Dans les parcelles agricoles, par exemple, les choses sont plus simples car les explosifs se trouvent quasi systématiquement au sol."
"Les mines sont comme un cancer"
"Tant que ces mines seront là, la population ne pourra pas revenir à une vie normale", déplore Tymur Pistriuha, des Démineurs ukrainiens. "Ces explosifs prolongent la guerre et la terreur même après que l'ennemi est parti. C'est comme un cancer : elles diffusent leurs maux partout."
Outre les risques pour les vies humaines, les mines et autres engins explosifs ont en effet aussi de graves conséquences sur la vie économique, l'accès à la santé et à l'éducation ou encore sur l'environnement.
"Les deux tiers du territoire ukrainien sont composés de champs agricoles. Aujourd'hui, une partie d'entre eux est laissée à l'abandon car le risque sécuritaire est trop important", dénonce Tymur Pistriuha. "C'est un désastre pour les agriculteurs qui ne peuvent plus travailler, mais aussi pour certains villages qui ne vivent que de leurs récoltes."

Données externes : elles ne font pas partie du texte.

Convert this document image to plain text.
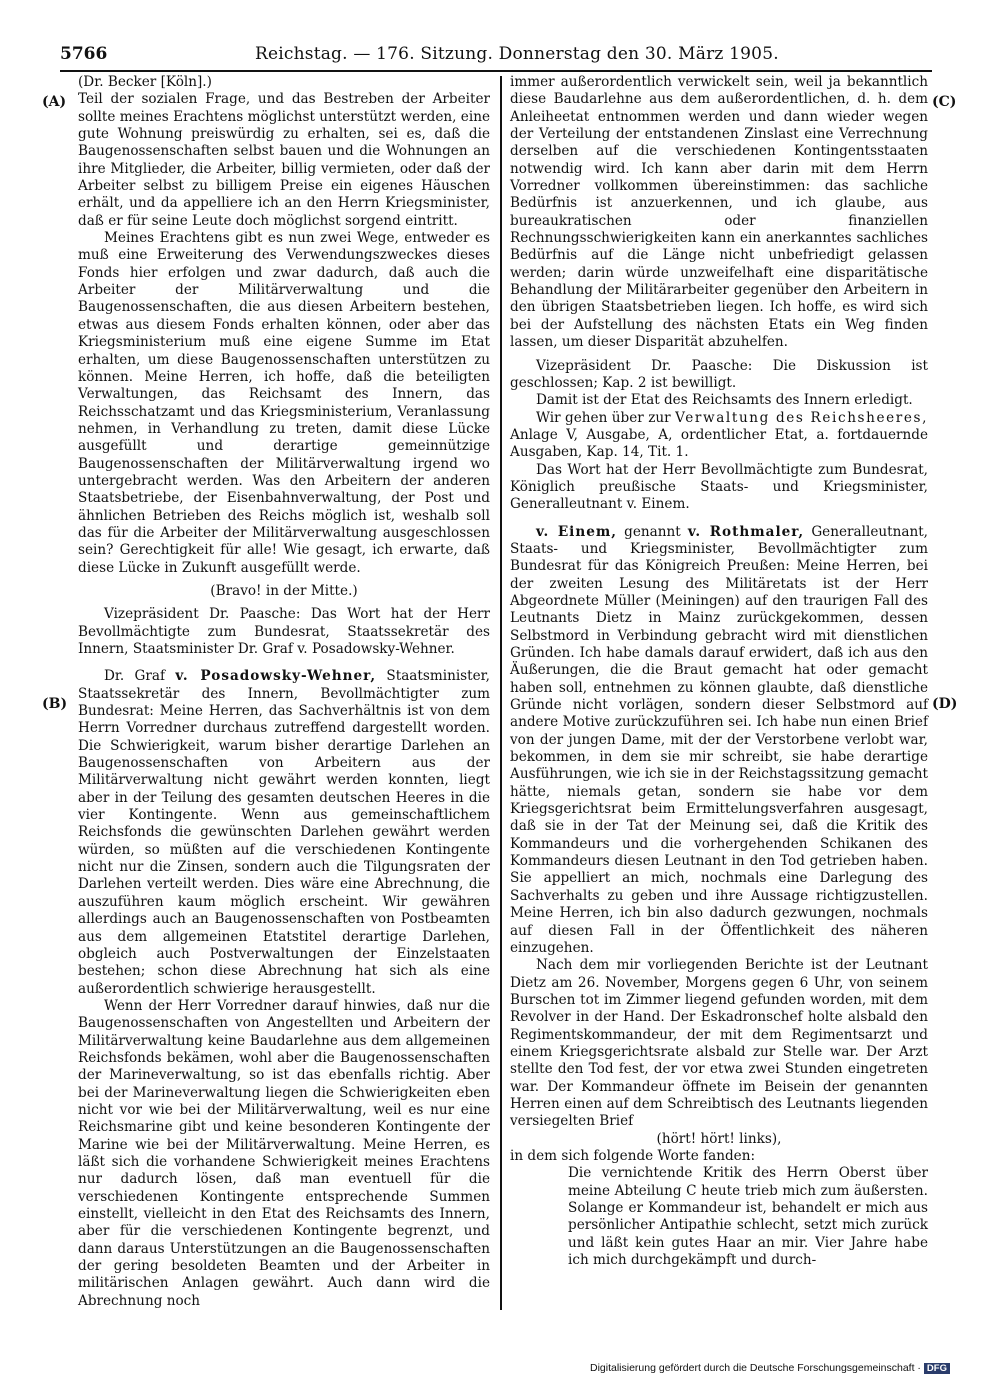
5766	Reichstag. — 176. Sitzung. Donnerstag den 30. März 1905.
(A)
(B)
(C)
(D)

(Dr. Becker [Köln].)

Teil der sozialen Frage, und das Bestreben der Arbeiter sollte meines Erachtens möglichst unterstützt werden, eine gute Wohnung preiswürdig zu erhalten, sei es, daß die Baugenossenschaften selbst bauen und die Wohnungen an ihre Mitglieder, die Arbeiter, billig vermieten, oder daß der Arbeiter selbst zu billigem Preise ein eigenes Häuschen erhält, und da appelliere ich an den Herrn Kriegsminister, daß er für seine Leute doch möglichst sorgend eintritt.

Meines Erachtens gibt es nun zwei Wege, entweder es muß eine Erweiterung des Verwendungszweckes dieses Fonds hier erfolgen und zwar dadurch, daß auch die Arbeiter der Militärverwaltung und die Baugenossenschaften, die aus diesen Arbeitern bestehen, etwas aus diesem Fonds erhalten können, oder aber das Kriegsministerium muß eine eigene Summe im Etat erhalten, um diese Baugenossenschaften unterstützen zu können. Meine Herren, ich hoffe, daß die beteiligten Verwaltungen, das Reichsamt des Innern, das Reichsschatzamt und das Kriegsministerium, Veranlassung nehmen, in Verhandlung zu treten, damit diese Lücke ausgefüllt und derartige gemeinnützige Baugenossenschaften der Militärverwaltung irgend wo untergebracht werden. Was den Arbeitern der anderen Staatsbetriebe, der Eisenbahnverwaltung, der Post und ähnlichen Betrieben des Reichs möglich ist, weshalb soll das für die Arbeiter der Militärverwaltung ausgeschlossen sein? Gerechtigkeit für alle! Wie gesagt, ich erwarte, daß diese Lücke in Zukunft ausgefüllt werde.

(Bravo! in der Mitte.)

Vizepräsident Dr. Paasche: Das Wort hat der Herr Bevollmächtigte zum Bundesrat, Staatssekretär des Innern, Staatsminister Dr. Graf v. Posadowsky-Wehner.

Dr. Graf v. Posadowsky-Wehner, Staatsminister, Staatssekretär des Innern, Bevollmächtigter zum Bundesrat: Meine Herren, das Sachverhältnis ist von dem Herrn Vorredner durchaus zutreffend dargestellt worden. Die Schwierigkeit, warum bisher derartige Darlehen an Baugenossenschaften von Arbeitern aus der Militärverwaltung nicht gewährt werden konnten, liegt aber in der Teilung des gesamten deutschen Heeres in die vier Kontingente. Wenn aus gemeinschaftlichem Reichsfonds die gewünschten Darlehen gewährt werden würden, so müßten auf die verschiedenen Kontingente nicht nur die Zinsen, sondern auch die Tilgungsraten der Darlehen verteilt werden. Dies wäre eine Abrechnung, die auszuführen kaum möglich erscheint. Wir gewähren allerdings auch an Baugenossenschaften von Postbeamten aus dem allgemeinen Etatstitel derartige Darlehen, obgleich auch Postverwaltungen der Einzelstaaten bestehen; schon diese Abrechnung hat sich als eine außerordentlich schwierige herausgestellt.

Wenn der Herr Vorredner darauf hinwies, daß nur die Baugenossenschaften von Angestellten und Arbeitern der Militärverwaltung keine Baudarlehne aus dem allgemeinen Reichsfonds bekämen, wohl aber die Baugenossenschaften der Marineverwaltung, so ist das ebenfalls richtig. Aber bei der Marineverwaltung liegen die Schwierigkeiten eben nicht vor wie bei der Militärverwaltung, weil es nur eine Reichsmarine gibt und keine besonderen Kontingente der Marine wie bei der Militärverwaltung. Meine Herren, es läßt sich die vorhandene Schwierigkeit meines Erachtens nur dadurch lösen, daß man eventuell für die verschiedenen Kontingente entsprechende Summen einstellt, vielleicht in den Etat des Reichsamts des Innern, aber für die verschiedenen Kontingente begrenzt, und dann daraus Unterstützungen an die Baugenossenschaften der gering besoldeten Beamten und der Arbeiter in militärischen Anlagen gewährt. Auch dann wird die Abrechnung noch

immer außerordentlich verwickelt sein, weil ja bekanntlich diese Baudarlehne aus dem außerordentlichen, d. h. dem Anleiheetat entnommen werden und dann wieder wegen der Verteilung der entstandenen Zinslast eine Verrechnung derselben auf die verschiedenen Kontingentsstaaten notwendig wird. Ich kann aber darin mit dem Herrn Vorredner vollkommen übereinstimmen: das sachliche Bedürfnis ist anzuerkennen, und ich glaube, aus bureaukratischen oder finanziellen Rechnungsschwierigkeiten kann ein anerkanntes sachliches Bedürfnis auf die Länge nicht unbefriedigt gelassen werden; darin würde unzweifelhaft eine disparitätische Behandlung der Militärarbeiter gegenüber den Arbeitern in den übrigen Staatsbetrieben liegen. Ich hoffe, es wird sich bei der Aufstellung des nächsten Etats ein Weg finden lassen, um dieser Disparität abzuhelfen.

Vizepräsident Dr. Paasche: Die Diskussion ist geschlossen; Kap. 2 ist bewilligt.

Damit ist der Etat des Reichsamts des Innern erledigt.

Wir gehen über zur Verwaltung des Reichsheeres, Anlage V, Ausgabe, A, ordentlicher Etat, a. fortdauernde Ausgaben, Kap. 14, Tit. 1.

Das Wort hat der Herr Bevollmächtigte zum Bundesrat, Königlich preußische Staats- und Kriegsminister, Generalleutnant v. Einem.

v. Einem, genannt v. Rothmaler, Generalleutnant, Staats- und Kriegsminister, Bevollmächtigter zum Bundesrat für das Königreich Preußen: Meine Herren, bei der zweiten Lesung des Militäretats ist der Herr Abgeordnete Müller (Meiningen) auf den traurigen Fall des Leutnants Dietz in Mainz zurückgekommen, dessen Selbstmord in Verbindung gebracht wird mit dienstlichen Gründen. Ich habe damals darauf erwidert, daß ich aus den Äußerungen, die die Braut gemacht hat oder gemacht haben soll, entnehmen zu können glaubte, daß dienstliche Gründe nicht vorlägen, sondern dieser Selbstmord auf andere Motive zurückzuführen sei. Ich habe nun einen Brief von der jungen Dame, mit der der Verstorbene verlobt war, bekommen, in dem sie mir schreibt, sie habe derartige Ausführungen, wie ich sie in der Reichstagssitzung gemacht hätte, niemals getan, sondern sie habe vor dem Kriegsgerichtsrat beim Ermittelungsverfahren ausgesagt, daß sie in der Tat der Meinung sei, daß die Kritik des Kommandeurs und die vorhergehenden Schikanen des Kommandeurs diesen Leutnant in den Tod getrieben haben. Sie appelliert an mich, nochmals eine Darlegung des Sachverhalts zu geben und ihre Aussage richtigzustellen. Meine Herren, ich bin also dadurch gezwungen, nochmals auf diesen Fall in der Öffentlichkeit des näheren einzugehen.

Nach dem mir vorliegenden Berichte ist der Leutnant Dietz am 26. November, Morgens gegen 6 Uhr, von seinem Burschen tot im Zimmer liegend gefunden worden, mit dem Revolver in der Hand. Der Eskadronschef holte alsbald den Regimentskommandeur, der mit dem Regimentsarzt und einem Kriegsgerichtsrate alsbald zur Stelle war. Der Arzt stellte den Tod fest, der vor etwa zwei Stunden eingetreten war. Der Kommandeur öffnete im Beisein der genannten Herren einen auf dem Schreibtisch des Leutnants liegenden versiegelten Brief

(hört! hört! links),

in dem sich folgende Worte fanden:

Die vernichtende Kritik des Herrn Oberst über meine Abteilung C heute trieb mich zum äußersten. Solange er Kommandeur ist, behandelt er mich aus persönlicher Antipathie schlecht, setzt mich zurück und läßt kein gutes Haar an mir. Vier Jahre habe ich mich durchgekämpft und durch-

Digitalisierung gefördert durch die Deutsche Forschungsgemeinschaft · DFG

Mi-décembre, le président ukrainien, Volodymyr Zelensky, affirmait que la mer Noire et la mer d’Azov étaient également infestées de mines flottantes qui ont coûté la vie "à des centaines de milliers de créatures vivantes". Un "écocide" et une grave atteinte à la biodiversité, avait-t-il dénoncé.
"Au-delà de ça, il y a tout l'impact psychologique", poursuit Tymur Pistriuha.
"Par exemple, une de mes amies refuse catégoriquement de se rendre dans la forêt près de chez elle parce qu'elle est terrorisée à l'idée qu'il y ait des mines. Pourtant, les Russes n'ont jamais été présents là où elle vit et l'accès y est libre", raconte-t-il.
"La population vit avec la peur constante de marcher sur une mine.
Cela les amène à changer leurs habitudes, à restreindre leurs déplacements", abonde Anne Héry.
"Certains n'oseront plus envoyer leurs enfants à l'école ou se rendre dans des structures de santé par peur d'emprunter certaines routes… C'est une sorte d'angoisse permanente."